AI DS Workflow
If you are a data scientist using AI tools, you might have noticed that sometimes the AI feels like a junior analyst who needs constant hand-holding, and other times it feels like a superpower.
The difference usually comes down to how you interact with it.
I have tried to accumulate the main hints that can make your “AI data science” workflow flow significantly better.
The Core Workflow Patterns
1. Your Context File is Everything
The single most impactful move you can make is to maintain a small, always-updated context file that the AI can read at the start of a session. You can call it AI_CONTEXT.md or PROJECT.md.
A good context file ensures the AI knows your role, domain, and constraints. It stops you from repeating yourself each session and ensures outputs match your standards for SQL dialects, naming conventions, tone, and statistical assumptions.
How to start:
Include your role and domain, your data stack at a high level (warehouse, notebook, BI), your default assumptions (time zones, definitions, experiment conventions), and a few things you repeatedly ask for.
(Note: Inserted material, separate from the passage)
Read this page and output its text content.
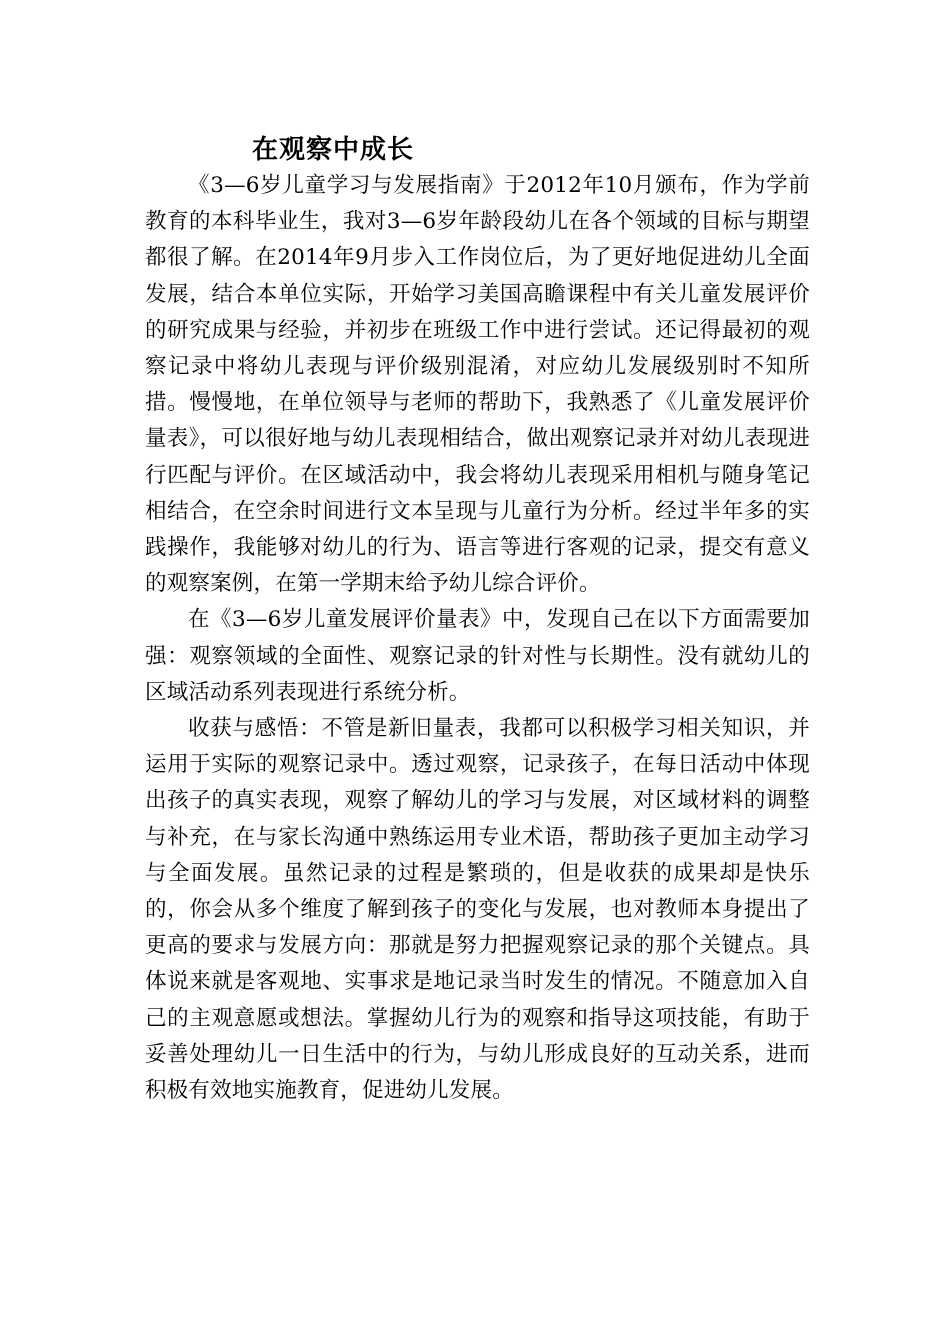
在观察中成长

《3—6岁儿童学习与发展指南》于2012年10月颁布，作为学前教育的本科毕业生，我对3—6岁年龄段幼儿在各个领域的目标与期望都很了解。在2014年9月步入工作岗位后，为了更好地促进幼儿全面发展，结合本单位实际，开始学习美国高瞻课程中有关儿童发展评价的研究成果与经验，并初步在班级工作中进行尝试。还记得最初的观察记录中将幼儿表现与评价级别混淆，对应幼儿发展级别时不知所措。慢慢地，在单位领导与老师的帮助下，我熟悉了《儿童发展评价量表》，可以很好地与幼儿表现相结合，做出观察记录并对幼儿表现进行匹配与评价。在区域活动中，我会将幼儿表现采用相机与随身笔记相结合，在空余时间进行文本呈现与儿童行为分析。经过半年多的实践操作，我能够对幼儿的行为、语言等进行客观的记录，提交有意义的观察案例，在第一学期末给予幼儿综合评价。

在《3—6岁儿童发展评价量表》中，发现自己在以下方面需要加强：观察领域的全面性、观察记录的针对性与长期性。没有就幼儿的区域活动系列表现进行系统分析。

收获与感悟：不管是新旧量表，我都可以积极学习相关知识，并运用于实际的观察记录中。透过观察，记录孩子，在每日活动中体现出孩子的真实表现，观察了解幼儿的学习与发展，对区域材料的调整与补充，在与家长沟通中熟练运用专业术语，帮助孩子更加主动学习与全面发展。虽然记录的过程是繁琐的，但是收获的成果却是快乐的，你会从多个维度了解到孩子的变化与发展，也对教师本身提出了更高的要求与发展方向：那就是努力把握观察记录的那个关键点。具体说来就是客观地、实事求是地记录当时发生的情况。不随意加入自己的主观意愿或想法。掌握幼儿行为的观察和指导这项技能，有助于妥善处理幼儿一日生活中的行为，与幼儿形成良好的互动关系，进而积极有效地实施教育，促进幼儿发展。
Example bullets to include:
I am a data scientist working on growth questions.
Default SQL dialect: Snowflake. Prefer CTEs; avoid vendor-specific functions unless asked.
Lead with the business implication, then show the analysis.
Challenge my assumptions before agreeing.
When I say ‘experiment’, assume: primary metric, guardrails, segmentation, power/significance checks.
2. Be Painfully Specific About What You Want
Treat the AI like briefing a new teammate. Taking 30 seconds to provide context upfront saves 15 minutes of back-and-forth.
❌ Bad:
“Help me with this experiment.”
✅ Better:
“Evaluate experiment X. Focus on segment Y. Show metric Z by country and platform. Include significance, effect sizes, and a sanity-check section (SRM, sample ratio, missingness). Return a 6-bullet executive summary plus a table.”
3. Ask for the Approach Before the Answer
This catches wrong assumptions early before the AI writes any code.
Example:
Before you write any SQL or code, propose: • The dataset(s) I likely need • The join keys and grain you will assume • The edge cases to verify • 2–3 validation queries you would run first
4. Prefer Multi-Turn Collaboration Over One-Shot Prompts
Do not restart from scratch for every question. Build a thread where each turn carries context you do not have to restate. The compounding effect is real.
Step 1 “Help me identify candidate tables and grains.”
Step 2 “Now draft the query and sanity checks.”
Step 3 “Add segment breakdowns and moving averages.”
Step 4 “Turn results into a readout and caveats.”
5. Specify Output Format
If you need something pasteable, say so explicitly.
Return:
A 5-bullet executive summary
A markdown table with: metric, control, test, delta, delta_pct, p_value
A “Checks” section (SRM, missing data, outliers)